I. PENDAHULUAN
1.1 Latar Belakang
Setelah terjadinya krisis energi yang mencapai puncak pada dekade 1970, dunia menghadapi kenyataan bahwa persediaan minyak bumi, sebagai salah satu tulang punggung produksi energi terus berkurang. Bahkan beberapa ahli berpendapat, bahwa dengan pola konsumsi seperti sekarang, maka dalam waktu 50 tahun cadangan minyak bumi dunia akan habis (Pinske, 1993 dalam Salim, 2005).
Sebagai konsekwensi logis, tanpa bahan baku (energi), kehidupan ini tidak ada, oleh sebab itu akan merupakan suatu keharusan bagi setiap orang untuk melakukan usaha penyeimbangan antara kebutuhan dengan ketersediaan. Usaha-usaha tersebut bisa berupa pencarian dan pemanfaatan sumber bahan lain (pengganti). Pemanfaatan bio gas merupakan salah satu usaha untuk mengurangi kebergantungan masyarakat terhadap bahan bakar fosil yang tidak dapat diperbarui (Judoamidjojo dkk., 1992).
Berbagai bentuk energi telah digunakan manusia seperti batu bara, minyak bumi, dan gas alam yang merupakan bahan bakar fosil, dan juga bahan bakar tradisional, yaitu kayu. Walaupun masih digunakan, penggunaan kayu bakar terbatas dengan berkurangnya hutan sebagai sumber kayu. Tapi, dengan meningkatnya jumlah penduduk, terutama yang tinggal di pedesaan, kebutuhan energi rumah tangga masih menjadi persoalan yang harus dicarikan jalan keluarnya.
Bahan utama bio gas adalah metan (CH4) yang mencakup 60-70 persen, sedangkan sisanya berupa CO2, H2S dan gas lainnya (Nitrogen, Hidrogen) (Judoamidjojo dkk., 1992). Teknologi bio gas adalah transformasi dari limbah organik oleh bakteri metanogenik melalui fermentasi anaerobik untuk menghasilkan bio gas, misalnya metan (CH4) (Koottatep dkk., tanpa tahun). Secara alami teknik ini terjadi di dalam lambung ternak ruminansia (sapi, kerbau, kambing dan domba).
1.2 Permasalahan
Penelitian yang pernah dilakukan, lebih banyak menggunakan volume digester dan kebutuhan biomassa dalam skala besar yang membutuhkan biaya investasi yang cukup besar pula, namun produksi bio gas yang dihasilkan masih kurang optimal karena kondisi di dalam digester tidak sesuai bagi bakteri metanogenik untuk memproduksi bio gas dalam jumlah besar. Sebagai contoh pada digester model kubus dengan volume 8,5 m3, kapasitas 80 Kg kotoran sapi pada suhu sludge ± 20oC dan pH 4,5 – 5 menghasilkan gas sebanyak 1,4 m3 per hari (Cooney, 1983).

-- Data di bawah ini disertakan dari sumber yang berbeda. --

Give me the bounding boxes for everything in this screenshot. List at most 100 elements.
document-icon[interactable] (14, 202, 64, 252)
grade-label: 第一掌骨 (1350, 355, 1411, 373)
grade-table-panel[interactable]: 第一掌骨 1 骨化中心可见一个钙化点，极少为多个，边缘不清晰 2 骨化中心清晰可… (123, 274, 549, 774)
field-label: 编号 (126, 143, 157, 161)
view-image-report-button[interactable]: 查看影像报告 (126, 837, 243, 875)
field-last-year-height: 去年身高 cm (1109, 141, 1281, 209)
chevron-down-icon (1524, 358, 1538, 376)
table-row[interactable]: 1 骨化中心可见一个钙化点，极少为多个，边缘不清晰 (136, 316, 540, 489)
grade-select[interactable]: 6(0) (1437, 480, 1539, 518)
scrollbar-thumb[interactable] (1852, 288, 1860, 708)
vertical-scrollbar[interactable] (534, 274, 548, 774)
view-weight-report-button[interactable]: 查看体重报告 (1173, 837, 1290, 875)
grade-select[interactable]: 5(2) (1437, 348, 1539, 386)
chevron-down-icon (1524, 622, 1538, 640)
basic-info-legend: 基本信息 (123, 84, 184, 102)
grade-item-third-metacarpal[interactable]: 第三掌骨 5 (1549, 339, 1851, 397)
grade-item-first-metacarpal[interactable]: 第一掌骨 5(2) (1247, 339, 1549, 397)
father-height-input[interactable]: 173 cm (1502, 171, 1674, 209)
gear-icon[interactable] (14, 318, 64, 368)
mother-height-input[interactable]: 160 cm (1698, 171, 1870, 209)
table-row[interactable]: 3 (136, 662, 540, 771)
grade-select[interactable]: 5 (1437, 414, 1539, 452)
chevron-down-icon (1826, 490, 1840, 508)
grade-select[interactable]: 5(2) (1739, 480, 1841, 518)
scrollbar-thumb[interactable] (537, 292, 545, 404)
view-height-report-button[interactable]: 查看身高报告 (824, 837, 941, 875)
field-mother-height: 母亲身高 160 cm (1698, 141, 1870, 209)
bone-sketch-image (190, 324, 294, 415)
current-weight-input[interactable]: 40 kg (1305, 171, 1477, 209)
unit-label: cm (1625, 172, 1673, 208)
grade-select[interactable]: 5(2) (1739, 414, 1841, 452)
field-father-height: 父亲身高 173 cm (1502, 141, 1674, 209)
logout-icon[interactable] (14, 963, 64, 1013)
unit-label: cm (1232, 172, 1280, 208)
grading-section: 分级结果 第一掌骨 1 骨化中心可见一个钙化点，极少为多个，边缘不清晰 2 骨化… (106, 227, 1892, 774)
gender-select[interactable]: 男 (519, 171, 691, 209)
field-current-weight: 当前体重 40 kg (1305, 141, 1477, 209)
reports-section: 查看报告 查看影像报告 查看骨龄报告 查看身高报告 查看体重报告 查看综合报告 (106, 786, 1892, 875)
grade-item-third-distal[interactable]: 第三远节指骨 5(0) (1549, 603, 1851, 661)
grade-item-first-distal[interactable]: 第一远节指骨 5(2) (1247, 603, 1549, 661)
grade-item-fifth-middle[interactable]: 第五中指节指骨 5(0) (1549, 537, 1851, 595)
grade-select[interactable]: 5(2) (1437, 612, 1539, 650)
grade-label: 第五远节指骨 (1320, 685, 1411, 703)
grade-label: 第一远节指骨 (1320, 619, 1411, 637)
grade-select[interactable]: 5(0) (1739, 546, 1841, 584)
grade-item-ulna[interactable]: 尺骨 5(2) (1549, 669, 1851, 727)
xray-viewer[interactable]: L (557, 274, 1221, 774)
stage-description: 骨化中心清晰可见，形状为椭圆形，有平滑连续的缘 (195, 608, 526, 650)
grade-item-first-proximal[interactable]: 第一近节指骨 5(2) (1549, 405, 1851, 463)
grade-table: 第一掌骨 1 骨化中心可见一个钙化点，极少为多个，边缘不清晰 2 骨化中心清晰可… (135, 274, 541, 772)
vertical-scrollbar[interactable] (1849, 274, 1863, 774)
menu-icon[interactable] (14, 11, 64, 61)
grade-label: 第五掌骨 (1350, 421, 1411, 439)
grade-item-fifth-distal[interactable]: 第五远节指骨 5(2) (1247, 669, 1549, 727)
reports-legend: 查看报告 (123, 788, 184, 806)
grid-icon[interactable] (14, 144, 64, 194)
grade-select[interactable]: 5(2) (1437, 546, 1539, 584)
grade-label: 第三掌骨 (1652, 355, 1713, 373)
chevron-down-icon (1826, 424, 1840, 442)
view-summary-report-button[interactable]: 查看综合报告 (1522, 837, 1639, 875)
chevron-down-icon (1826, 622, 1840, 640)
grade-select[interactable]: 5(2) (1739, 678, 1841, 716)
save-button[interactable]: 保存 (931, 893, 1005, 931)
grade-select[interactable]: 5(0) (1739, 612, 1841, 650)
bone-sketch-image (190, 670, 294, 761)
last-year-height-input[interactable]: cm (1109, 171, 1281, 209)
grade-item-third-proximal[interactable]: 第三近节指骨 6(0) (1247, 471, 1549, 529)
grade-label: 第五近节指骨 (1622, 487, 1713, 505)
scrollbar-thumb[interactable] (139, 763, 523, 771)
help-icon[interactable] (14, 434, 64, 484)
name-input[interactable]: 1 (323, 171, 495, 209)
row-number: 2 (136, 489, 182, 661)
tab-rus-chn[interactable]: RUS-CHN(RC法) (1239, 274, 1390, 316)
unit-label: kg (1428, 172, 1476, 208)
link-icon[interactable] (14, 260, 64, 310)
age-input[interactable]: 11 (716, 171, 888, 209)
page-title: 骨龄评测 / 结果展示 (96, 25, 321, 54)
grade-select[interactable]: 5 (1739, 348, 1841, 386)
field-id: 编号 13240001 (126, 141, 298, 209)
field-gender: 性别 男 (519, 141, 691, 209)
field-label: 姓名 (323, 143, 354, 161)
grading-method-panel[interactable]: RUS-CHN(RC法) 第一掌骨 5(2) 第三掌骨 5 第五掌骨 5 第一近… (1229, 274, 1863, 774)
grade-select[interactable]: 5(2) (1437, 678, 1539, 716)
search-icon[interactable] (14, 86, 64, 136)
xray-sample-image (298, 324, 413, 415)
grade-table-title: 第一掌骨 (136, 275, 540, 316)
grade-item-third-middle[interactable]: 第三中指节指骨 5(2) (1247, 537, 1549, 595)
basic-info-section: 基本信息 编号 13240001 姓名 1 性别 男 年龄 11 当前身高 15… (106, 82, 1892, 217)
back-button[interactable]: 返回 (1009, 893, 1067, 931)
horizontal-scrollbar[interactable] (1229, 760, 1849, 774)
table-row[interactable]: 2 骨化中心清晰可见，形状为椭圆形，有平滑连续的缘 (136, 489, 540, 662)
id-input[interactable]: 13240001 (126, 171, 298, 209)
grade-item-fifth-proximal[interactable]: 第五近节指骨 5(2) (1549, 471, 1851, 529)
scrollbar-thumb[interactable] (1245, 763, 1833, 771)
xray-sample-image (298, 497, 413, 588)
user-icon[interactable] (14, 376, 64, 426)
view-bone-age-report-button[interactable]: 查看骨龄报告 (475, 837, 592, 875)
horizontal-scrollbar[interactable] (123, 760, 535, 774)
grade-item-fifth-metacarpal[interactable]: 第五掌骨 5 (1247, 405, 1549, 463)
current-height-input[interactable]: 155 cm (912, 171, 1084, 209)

Menurut Wilson (1977), satu keluarga dengan empat orang anggota keluarga membutuhkan 2,8 m3 bio gas untuk masak dan penerangan setiap hari. Jadi untuk memenuhi kebutuhan harian satu keluarga, setiap rumah tangga harus memiliki reaktor bio gas dengan volume minimal 17 m3, sedangkan untuk membuat reaktor bio gas dengan volume digester 17 m3 memerlukan biaya investasi sangat besar dan tidak ekonomis apabila diaplikasikan dalam skala rumah tangga.
Apabila pada digester diberi perlakuan seperti di dalam lambung ruminansia, ada kemungkinan akan meningkatkan produksi bio gas, sehingga dapat diaplikasikan dalam skala rumah tangga dengan kebutuhan bahan baku yang tidak terlalu besar. Selain itu juga diharapkan mampu menekan biaya investasi alat.
Berdasarkan permasalahan tersebut di atas maka perlu dirancang suatu reaktor yang mampu memproduksi bio gas yang lebih optimal yaitu dengan memberikan perlakuan pada digester seperti pada lambung ruminansia melalui pengaturan temperatur dan pH yang optimal untuk perkembangbiakan bakteri metanogenik di dalam digester.
1.3 Tujuan Penelitian
Tujuan penelitian ini adalah merancang prototipe reaktor bio gas dengan pengaturan temperatur pada digester dan pengaturan pH sludge agar menghasilkan output bio gas yang optimal dengan volume digester yang tidak terlalu besar sehingga dapat diaplikasikan di tingkat rumah tangga dan industri kecil.
1.4 Manfaat Penelitian
Dengan dirancangnya prototipe reaktor bio gas ini diupayakan dapat membantu mengatasi krisis energi dan membantu masyarakat melalui aplikasi di tingkat rumah tangga dan industri kecil.